Sets

A set is a basic concept in mathematics used to define collections of elements. The technical underpinnings of set theory can get a bit tricky, but for our purposes, you can think of a set as any un-ordered collection.

Notationally, we use curly braces \(\{\}\) to denote a set. For example, we could have a set consisting of three colors defined as

\[ S = \{\text{red},\;\text{green},\;\text{blue}\}. \]

Each of the three colors red, green, blue are elements of the set \(S\). The order of the elements in a set does not matter: the set above is equivalent to the set \(\{\text{blue},\;\text{green},\;\text{red}\}\). Repetition also does not matter: an element is either in the set or not.

We use the symbol \(\in\) (a funny-looking E, denoting element) to denote membership in a set:

\[ \text{red} \in S, \]

and \(\notin\) to denote that an element does not belong to a set:

\[ \text{Cleveland} \notin S. \]

We won’t do too much with sets in this text, but the basic notation is helpful to have, especially when dealing with different types of numbers.

Number systems

In digital signal processing, we use many kinds of numbers to represent different quantities. It’s helpful to have notation to specify exactly what kind of numbers we’re talking about, so here’s a brief list with their standard notations:

How natural is zero?

Note: some authors do not include 0 in the natural numbers \(\mathbb{N}\). You are likely to encounter differences of opinion when reading other sources, so beware! I’ve adopted the convention of \(0 \in \mathbb{N}\) here for many reasons, but principally because it simplifies notation overall and aligns closely to how we use these numbers when programming.

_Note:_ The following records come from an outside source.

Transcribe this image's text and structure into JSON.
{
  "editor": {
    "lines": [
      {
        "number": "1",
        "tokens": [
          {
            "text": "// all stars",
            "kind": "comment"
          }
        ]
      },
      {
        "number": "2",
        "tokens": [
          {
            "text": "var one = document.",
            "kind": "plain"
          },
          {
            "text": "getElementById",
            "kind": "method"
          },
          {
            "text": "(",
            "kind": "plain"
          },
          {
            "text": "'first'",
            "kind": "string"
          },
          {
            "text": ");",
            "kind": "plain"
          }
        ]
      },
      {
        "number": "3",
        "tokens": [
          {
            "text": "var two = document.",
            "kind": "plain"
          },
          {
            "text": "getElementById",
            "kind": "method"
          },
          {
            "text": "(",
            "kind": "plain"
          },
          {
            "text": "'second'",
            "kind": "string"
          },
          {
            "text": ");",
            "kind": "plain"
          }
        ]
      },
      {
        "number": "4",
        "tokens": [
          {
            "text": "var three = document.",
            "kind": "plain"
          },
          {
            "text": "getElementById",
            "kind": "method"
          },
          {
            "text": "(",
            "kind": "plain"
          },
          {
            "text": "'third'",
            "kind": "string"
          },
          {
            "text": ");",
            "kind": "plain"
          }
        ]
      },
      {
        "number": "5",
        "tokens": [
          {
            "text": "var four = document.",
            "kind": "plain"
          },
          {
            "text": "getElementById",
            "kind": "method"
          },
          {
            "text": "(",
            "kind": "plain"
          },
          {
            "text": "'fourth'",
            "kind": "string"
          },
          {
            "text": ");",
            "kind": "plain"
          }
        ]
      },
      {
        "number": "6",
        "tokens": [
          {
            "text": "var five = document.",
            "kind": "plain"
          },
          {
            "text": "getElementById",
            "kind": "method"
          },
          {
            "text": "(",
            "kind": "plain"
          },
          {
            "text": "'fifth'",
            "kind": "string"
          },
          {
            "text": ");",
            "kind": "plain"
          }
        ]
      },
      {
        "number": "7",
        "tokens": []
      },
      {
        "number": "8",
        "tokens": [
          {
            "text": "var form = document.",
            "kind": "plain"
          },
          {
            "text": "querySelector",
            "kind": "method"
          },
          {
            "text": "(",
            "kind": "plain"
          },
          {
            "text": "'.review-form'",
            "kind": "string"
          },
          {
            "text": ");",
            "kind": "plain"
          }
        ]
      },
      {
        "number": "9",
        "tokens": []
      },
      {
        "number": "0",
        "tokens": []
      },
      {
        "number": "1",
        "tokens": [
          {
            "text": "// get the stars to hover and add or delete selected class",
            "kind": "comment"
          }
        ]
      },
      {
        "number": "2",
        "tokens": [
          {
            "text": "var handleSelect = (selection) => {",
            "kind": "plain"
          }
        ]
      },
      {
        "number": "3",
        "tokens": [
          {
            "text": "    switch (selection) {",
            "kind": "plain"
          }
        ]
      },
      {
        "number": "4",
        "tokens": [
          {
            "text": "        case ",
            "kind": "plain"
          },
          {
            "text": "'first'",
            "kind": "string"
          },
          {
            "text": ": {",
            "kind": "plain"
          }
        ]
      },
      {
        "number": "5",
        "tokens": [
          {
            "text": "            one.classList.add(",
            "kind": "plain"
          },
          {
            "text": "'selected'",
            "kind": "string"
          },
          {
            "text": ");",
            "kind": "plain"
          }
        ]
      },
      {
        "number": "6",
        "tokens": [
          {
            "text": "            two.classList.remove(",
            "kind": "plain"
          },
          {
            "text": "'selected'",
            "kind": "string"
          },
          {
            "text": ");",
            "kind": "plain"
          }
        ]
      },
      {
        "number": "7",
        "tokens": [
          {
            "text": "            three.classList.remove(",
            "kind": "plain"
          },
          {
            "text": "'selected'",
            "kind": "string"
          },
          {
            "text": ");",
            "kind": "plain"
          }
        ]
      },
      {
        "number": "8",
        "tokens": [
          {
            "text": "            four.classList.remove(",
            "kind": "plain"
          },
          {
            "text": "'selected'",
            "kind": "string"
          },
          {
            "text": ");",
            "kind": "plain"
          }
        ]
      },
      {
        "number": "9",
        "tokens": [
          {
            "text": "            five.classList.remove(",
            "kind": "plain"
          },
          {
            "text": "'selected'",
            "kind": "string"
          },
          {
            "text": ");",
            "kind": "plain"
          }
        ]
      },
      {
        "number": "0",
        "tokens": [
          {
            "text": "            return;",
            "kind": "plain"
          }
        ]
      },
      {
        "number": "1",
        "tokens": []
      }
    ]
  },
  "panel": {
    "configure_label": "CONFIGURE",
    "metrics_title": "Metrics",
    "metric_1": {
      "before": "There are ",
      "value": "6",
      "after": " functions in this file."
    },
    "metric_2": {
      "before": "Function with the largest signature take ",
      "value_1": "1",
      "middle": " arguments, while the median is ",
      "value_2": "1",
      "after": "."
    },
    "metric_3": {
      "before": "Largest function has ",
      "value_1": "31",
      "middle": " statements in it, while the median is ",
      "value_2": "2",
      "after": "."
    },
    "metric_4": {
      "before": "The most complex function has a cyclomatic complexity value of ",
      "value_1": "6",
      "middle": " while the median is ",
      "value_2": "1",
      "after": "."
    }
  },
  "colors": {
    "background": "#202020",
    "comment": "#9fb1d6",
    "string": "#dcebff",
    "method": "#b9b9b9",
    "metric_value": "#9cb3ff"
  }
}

• \(\mathbb{N}\), the natural numbers: \(\{0, 1, 2, 3, \dots\}\)

• \(\mathbb{Z}\), the integers: \(\{\dots, -3, -2, -1, 0, 1, 2, 3, \dots\}\)

• \(\mathbb{Q}\), the rational numbers (fractions): \(\left\{\frac{n}{m} ~\middle|~ n,m \in \mathbb{Z}, m \neq 0\right\}\)

• \(\mathbb{R}\), the real numbers (i.e., the continuous number line)

• \(\mathbb{C}\), the complex numbers: \(\{a + \mathrm{j}b ~|~ a,b \in \mathbb{R}\}\)

where \(\mathrm{j} = \sqrt{-1}\) is the imaginary unit.

Natural numbers (\(\mathbb{N}\)) are often used for whole number quantities, such as sample positions \(n\). Note that this means that the first sample will occur at index \(n=0\)!

Real numbers (\(\mathbb{R}\)) are often used for continuous quantities, such as angles (in radians), frequencies (in cycles/sec), or time (in seconds).

Complex numbers occupy a special place in signal processing because they turn out to be a great tool for modeling periodic processes.